Кладбище (оно на самой макушке горушки – чтобы быть ближе к небу?..) тоже утопало в траве. Однако огороженные самыми разными оградками могилы были ухоженны. Вон возле одной из них сидит мужчина. Да как хорошо сидит – на крепкой лавочке, за крепким столом. Словно пришел к родителям в гости…
Мы не стали этому гостеванию мешать – поздоровались и прошли мимо.
А вот и дорогие нашему сердцу могилки…
На фотографии, что висит у нас в Константиновке, в родительском доме, бабушка и дед вместе. Здесь – каждый на своем месте. Только сейчас мне приходит в голову мысль: а ведь это, пожалуй, одна и та же фотография. Но там они – вместе, а здесь их разделили. Так сказать, в силу необходимости…

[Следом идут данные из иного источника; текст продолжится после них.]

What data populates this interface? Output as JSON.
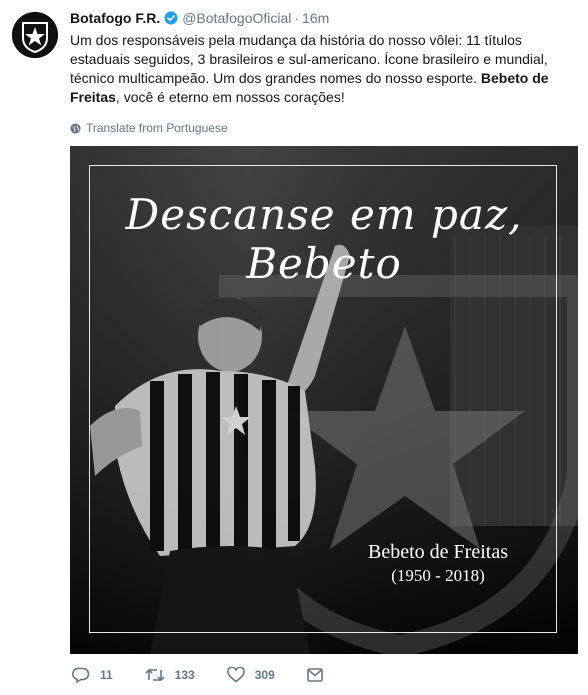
{
  "tweet": {
    "display_name": "Botafogo F.R.",
    "handle": "@BotafogoOficial",
    "separator": "·",
    "time": "16m",
    "text_main": "Um dos responsáveis pela mudança da história do nosso vôlei: 11 títulos estaduais seguidos, 3 brasileiros e sul-americano. Ícone brasileiro e mundial, técnico multicampeão. Um dos grandes nomes do nosso esporte. ",
    "text_bold": "Bebeto de Freitas",
    "text_end": ", você é eterno em nossos corações!",
    "translate_label": "Translate from Portuguese"
  },
  "media": {
    "title": "Descanse em paz, Bebeto",
    "name": "Bebeto de Freitas",
    "years": "(1950 - 2018)"
  },
  "actions": {
    "replies": "11",
    "retweets": "133",
    "likes": "309"
  },
  "icons": {
    "avatar": "botafogo-star-crest",
    "verified": "verified-badge-icon",
    "translate": "globe-icon",
    "reply": "reply-icon",
    "retweet": "retweet-icon",
    "like": "heart-icon",
    "dm": "envelope-icon"
  },
  "colors": {
    "verified": "#1da1f2",
    "muted": "#657786",
    "text": "#14171a"
  }
}
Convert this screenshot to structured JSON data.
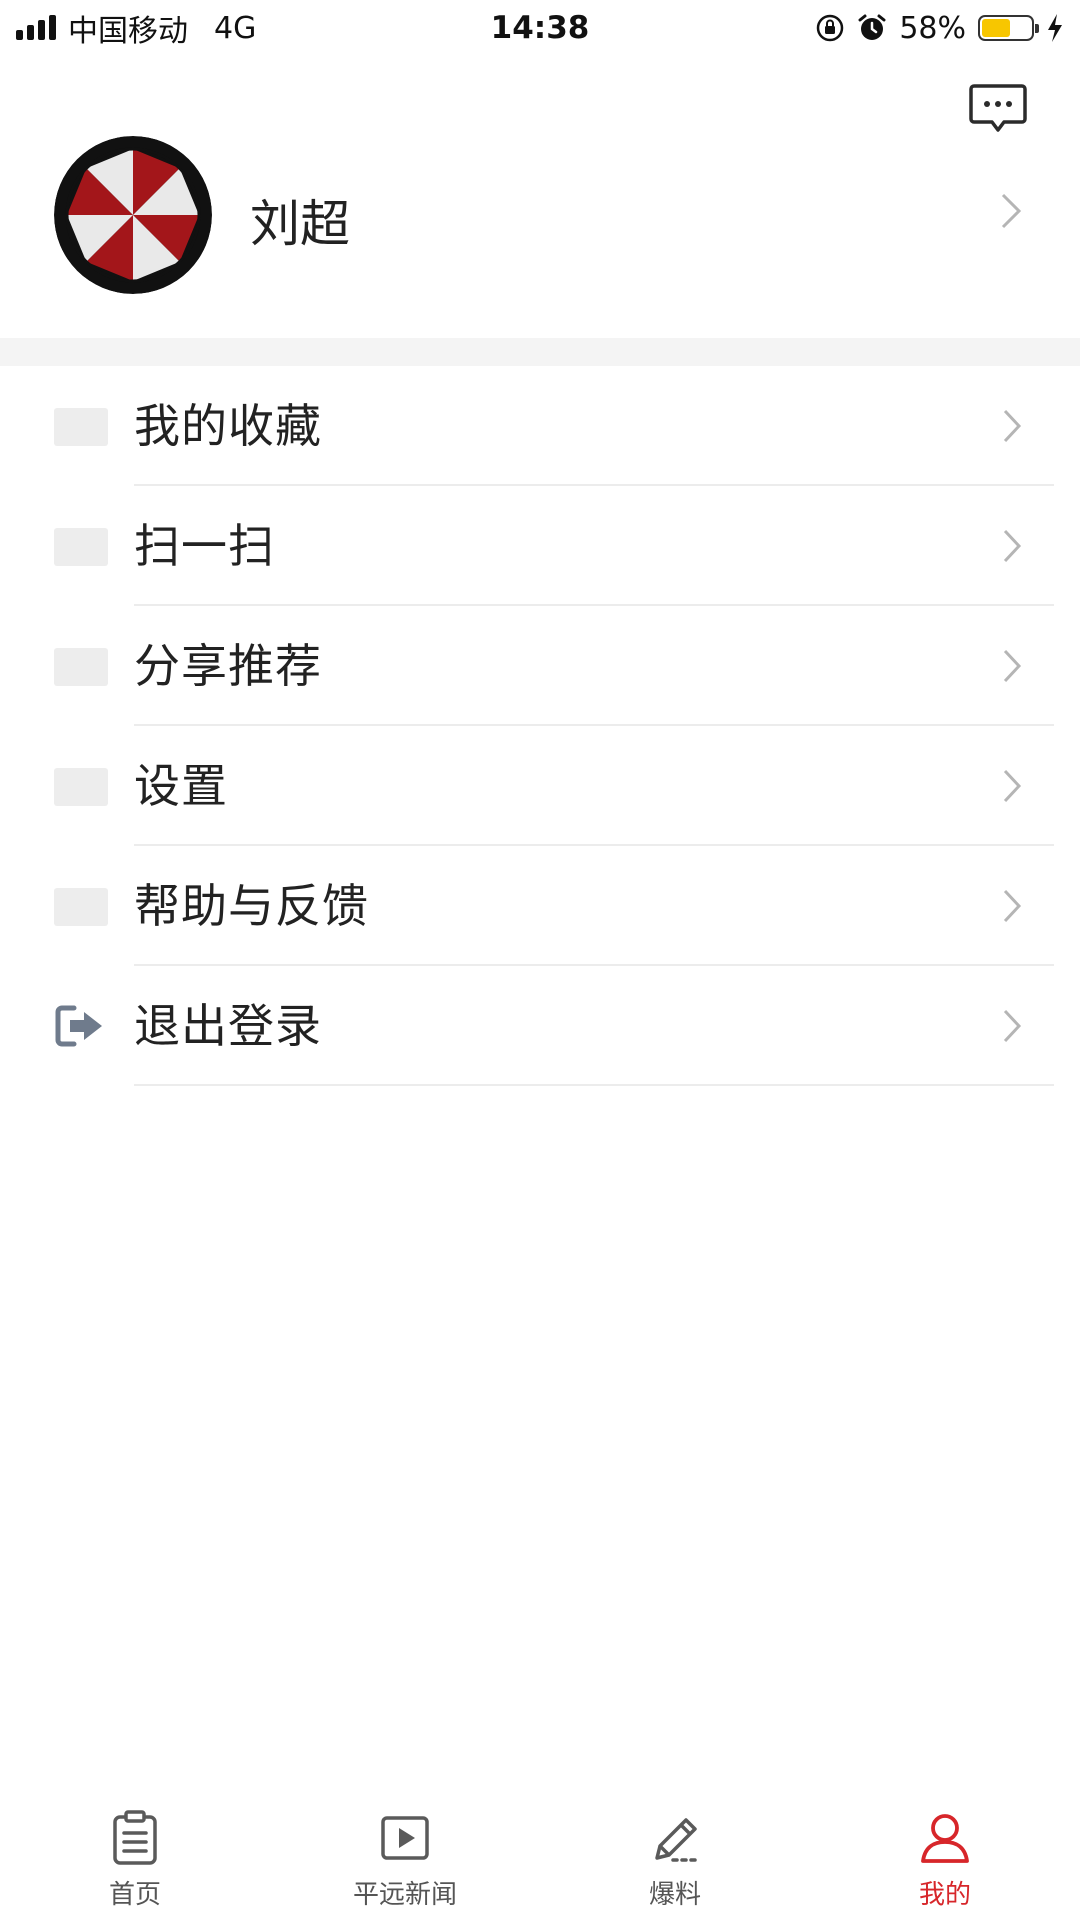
{
  "status_bar": {
    "carrier": "中国移动",
    "network": "4G",
    "time": "14:38",
    "battery_percent": "58%",
    "battery_level": 0.58,
    "battery_color": "#f7c600"
  },
  "header": {
    "message_icon": "chat-bubble-dots-icon"
  },
  "profile": {
    "username": "刘超",
    "avatar": "umbrella-logo-avatar"
  },
  "menu": {
    "items": [
      {
        "label": "我的收藏",
        "icon": "placeholder-icon"
      },
      {
        "label": "扫一扫",
        "icon": "placeholder-icon"
      },
      {
        "label": "分享推荐",
        "icon": "placeholder-icon"
      },
      {
        "label": "设置",
        "icon": "placeholder-icon"
      },
      {
        "label": "帮助与反馈",
        "icon": "placeholder-icon"
      },
      {
        "label": "退出登录",
        "icon": "logout-icon"
      }
    ]
  },
  "tabbar": {
    "active_color": "#d7262a",
    "tabs": [
      {
        "label": "首页",
        "icon": "clipboard-icon"
      },
      {
        "label": "平远新闻",
        "icon": "play-video-icon"
      },
      {
        "label": "爆料",
        "icon": "pencil-icon"
      },
      {
        "label": "我的",
        "icon": "user-icon",
        "active": true
      }
    ]
  }
}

Когда я вернусь домой, я разыщу в одном из альбомов оригинал: небольшую фотографию, которая потом была увеличена – чтобы поместить на стену. И тут окажется, что на маленьком, еще не увеличенном снимке запечатлены, оказывается, не только бабушка и дед, но и их дети. Сыновей на фотографии нет, зато дочери – налицо: Даша, Анна, Мария.
Про дочерей, а также про то, почему на пожелтевшей карточке нет сыновей, потом. Сейчас – про бабушку с дедом.
Сколько раз я видела эту фотографию, столько раз удивлялась: этот бабушкин взгляд… Она смотрит на мир, как девочка – любопытно-вопрошающе. У дедушки взгляд совсем другой – из своего далека он глядит на нас строго, с прищуром, даже оценивающе, а в уголках рта заблудилась даже едва заметная усмешка. Что она означает: то, что фотографирование для него – пустое, зряшное дело, к которому не стоит относиться всерьез, или… пока я еще не знаю, что.
Зато по рассказам мамы мне известно другое: в день, когда бабушку пришли сватать, она… каталась на ледянке с горы. Потому что было ей, как считала мама, всего четырнадцать лет. Наверное, как посмотрела тогда Варенька на своих родителей, на своего жениха – любопытно-вопрощающе, – так и пронесла этот взгляд через всю жизнь. Получила ли она ответ хоть на один из своих вопросов?.. Не знаю. Вряд ли. Ведь спрашивала она только глазами. А люди и на произносимые вслух вопросы не всегда дают ответ…
Бабушка была смиренница (тоже мамино слово). Родители велели – пошла замуж. Встала к печи. К корыту. Пошла в огород и на колхозное поле. Мама рассказывает, что никогда никого из детей ничего делать бабушка не заставляла – все сама. Я однажды задумалась: горячей или хотя бы холодной воды из крана в ее доме не было. Посуду она мыла в тазике. Три раза в день: нагрей воды, помой, сполосни, протри… А сначала за водой сходи на родник… Еду готовила или в печи, или на загнетке печи – на таганке. А сначала наколи дров, растопи, потом поддерживай огонь. Это тебе не газ – повернул кран, и все дела.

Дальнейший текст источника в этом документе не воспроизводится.